What was Frost’s secret knowledge?

“April assured us it was simple,” Waterfall said. “We just had to use our voice, gesture, and body language together to communicate a clear message to our pups,” which Waterfall noted could be “easier said than done.”

Nonetheless, Waterfall said it was worth the effort because Frost was “a gifted and patient teacher of both dogs and people.”

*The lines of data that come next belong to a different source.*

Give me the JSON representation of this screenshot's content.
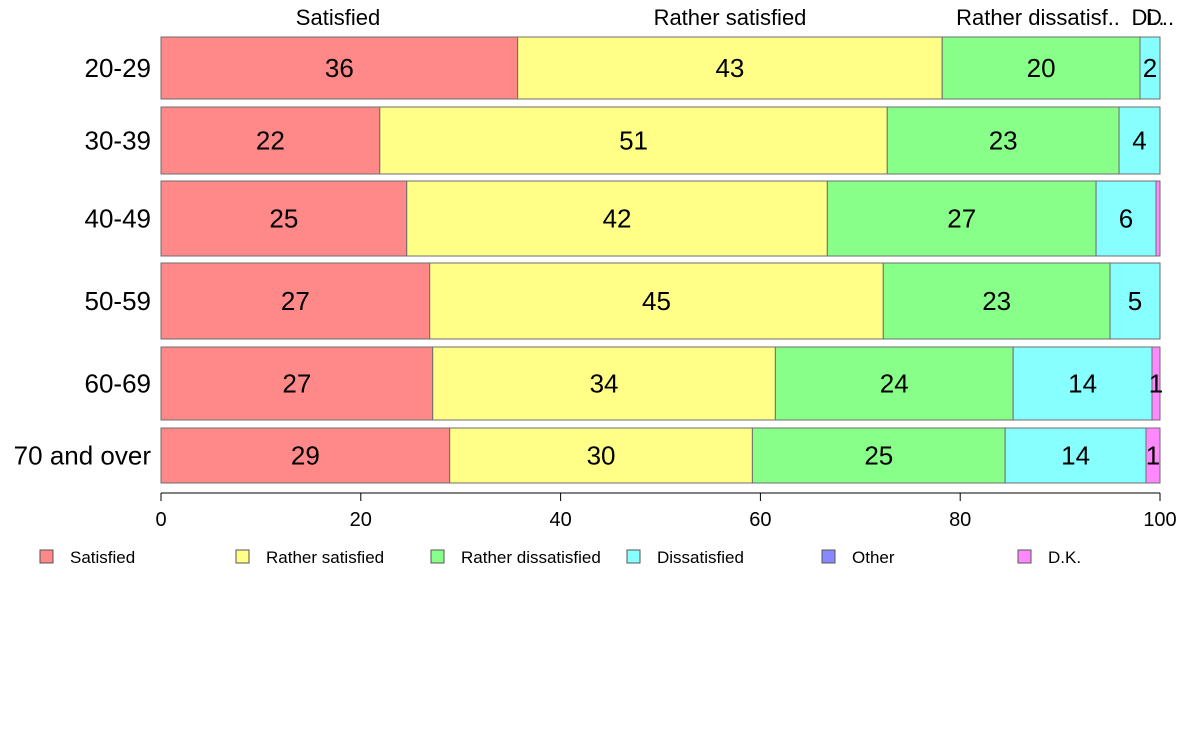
{
  "chart_data": {
    "type": "bar",
    "orientation": "horizontal",
    "stacked": true,
    "categories": [
      "20-29",
      "30-39",
      "40-49",
      "50-59",
      "60-69",
      "70 and over"
    ],
    "series": [
      {
        "name": "Satisfied",
        "color": "#ff8888",
        "values": [
          35.7,
          21.9,
          24.6,
          26.9,
          27.2,
          28.9
        ]
      },
      {
        "name": "Rather satisfied",
        "color": "#ffff88",
        "values": [
          42.5,
          50.8,
          42.1,
          45.4,
          34.3,
          30.3
        ]
      },
      {
        "name": "Rather dissatisfied",
        "color": "#88ff88",
        "values": [
          19.8,
          23.2,
          26.9,
          22.7,
          23.8,
          25.3
        ]
      },
      {
        "name": "Dissatisfied",
        "color": "#88ffff",
        "values": [
          2.0,
          4.1,
          6.0,
          5.0,
          13.9,
          14.1
        ]
      },
      {
        "name": "Other",
        "color": "#8888ff",
        "values": [
          0,
          0,
          0,
          0,
          0,
          0
        ]
      },
      {
        "name": "D.K.",
        "color": "#ff88ff",
        "values": [
          0,
          0,
          0.4,
          0,
          0.8,
          1.4
        ]
      }
    ],
    "data_labels": [
      [
        "36",
        "43",
        "20",
        "2",
        "",
        ""
      ],
      [
        "22",
        "51",
        "23",
        "4",
        "",
        ""
      ],
      [
        "25",
        "42",
        "27",
        "6",
        "",
        ""
      ],
      [
        "27",
        "45",
        "23",
        "5",
        "",
        ""
      ],
      [
        "27",
        "34",
        "24",
        "14",
        "",
        "1"
      ],
      [
        "29",
        "30",
        "25",
        "14",
        "",
        "1"
      ]
    ],
    "top_labels": [
      "Satisfied",
      "Rather satisfied",
      "Rather dissatisf..",
      "Di..",
      "D.."
    ],
    "x_ticks": [
      0,
      20,
      40,
      60,
      80,
      100
    ],
    "xlim": [
      0,
      100
    ],
    "legend": [
      "Satisfied",
      "Rather satisfied",
      "Rather dissatisfied",
      "Dissatisfied",
      "Other",
      "D.K."
    ],
    "legend_position": "bottom",
    "grid": false
  }
}
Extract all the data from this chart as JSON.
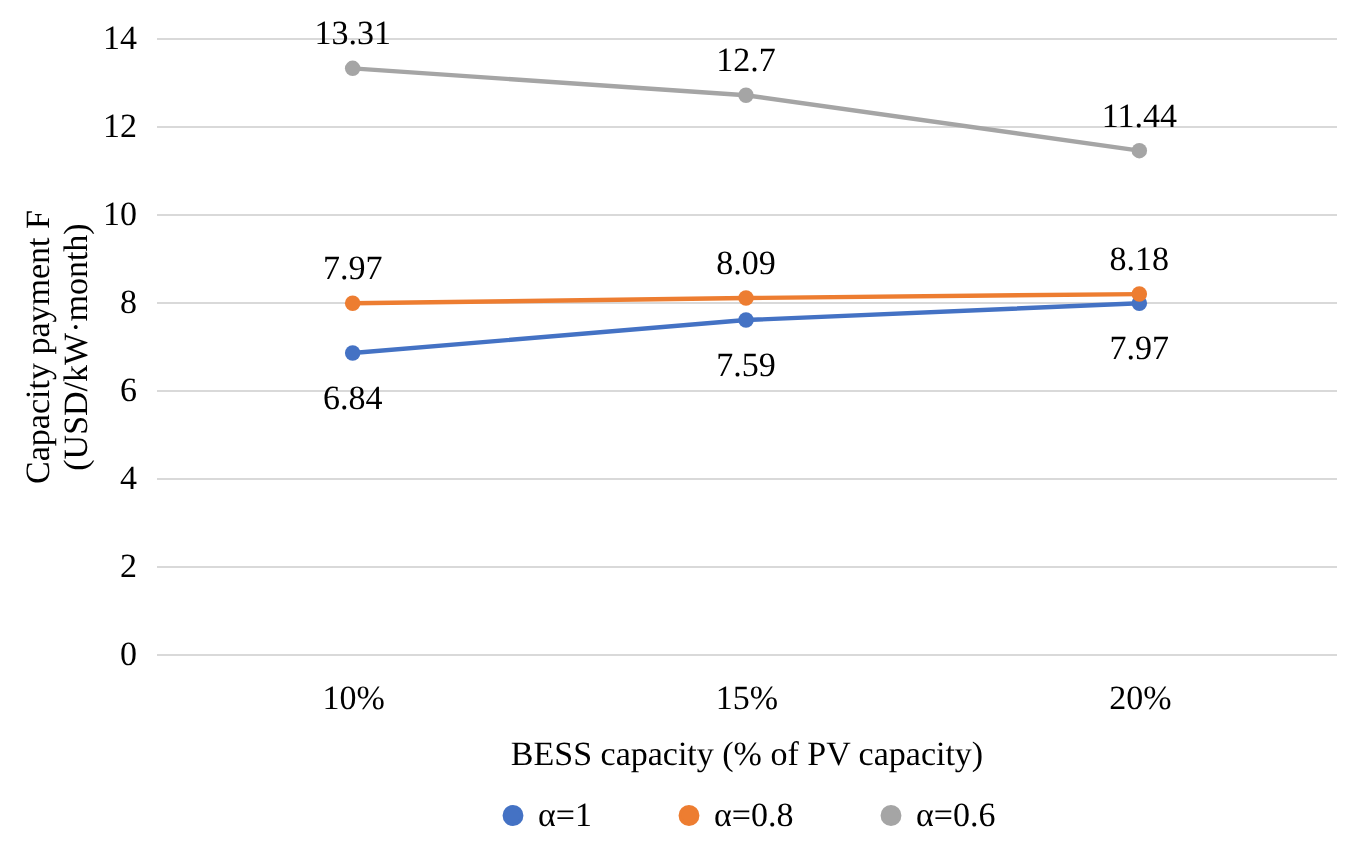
{
  "chart_data": {
    "type": "line",
    "xlabel": "BESS capacity (% of PV capacity)",
    "ylabel": "Capacity payment F (USD/kW·month)",
    "categories": [
      "10%",
      "15%",
      "20%"
    ],
    "series": [
      {
        "name": "α=1",
        "color": "#4472c4",
        "values": [
          6.84,
          7.59,
          7.97
        ]
      },
      {
        "name": "α=0.8",
        "color": "#ed7d31",
        "values": [
          7.97,
          8.09,
          8.18
        ]
      },
      {
        "name": "α=0.6",
        "color": "#a5a5a5",
        "values": [
          13.31,
          12.7,
          11.44
        ]
      }
    ],
    "ylim": [
      0,
      14
    ],
    "yticks": [
      0,
      2,
      4,
      6,
      8,
      10,
      12,
      14
    ],
    "grid": "y",
    "legend": "bottom",
    "marker": "circle",
    "line_style": "solid",
    "data_labels": true
  }
}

The calm voice, the patience, the intuitive grasp of what a dog needed and wanted is echoed by Jacqueline Newport, who took her Great Dane, Sonia Bell, to Frost in the 1980s and became a close friend.

Newport, who found other dog trainers “robotic,” called the first class with Frost an “eye opener.”

“I was attempting to get Sonia Bell to sit, with a questioning “sit, please?”

But dogs respond to commands, not requests, no matter how kindly asked.

“April came over and explained with a smile and in her gentle voice that, first, I am a petite woman with an extremely large puppy and second, my voice needed to be assertive and not questioning.”

Frost “calmly took the leash and in her quiet, self-assured voice told Sonia Bell to sit, which she did immediately,” Newport said.

But “it was not just animals that April took in,” Newport shared.

When a “violent event” occurred in Newport’s personal life, Frost opened her home to Newport “when I had nowhere to go.”

Newport said she will be “eternally grateful” for that act of kindness.

“Without her guidance and support, I do not know what would have happened to me,” Newport said.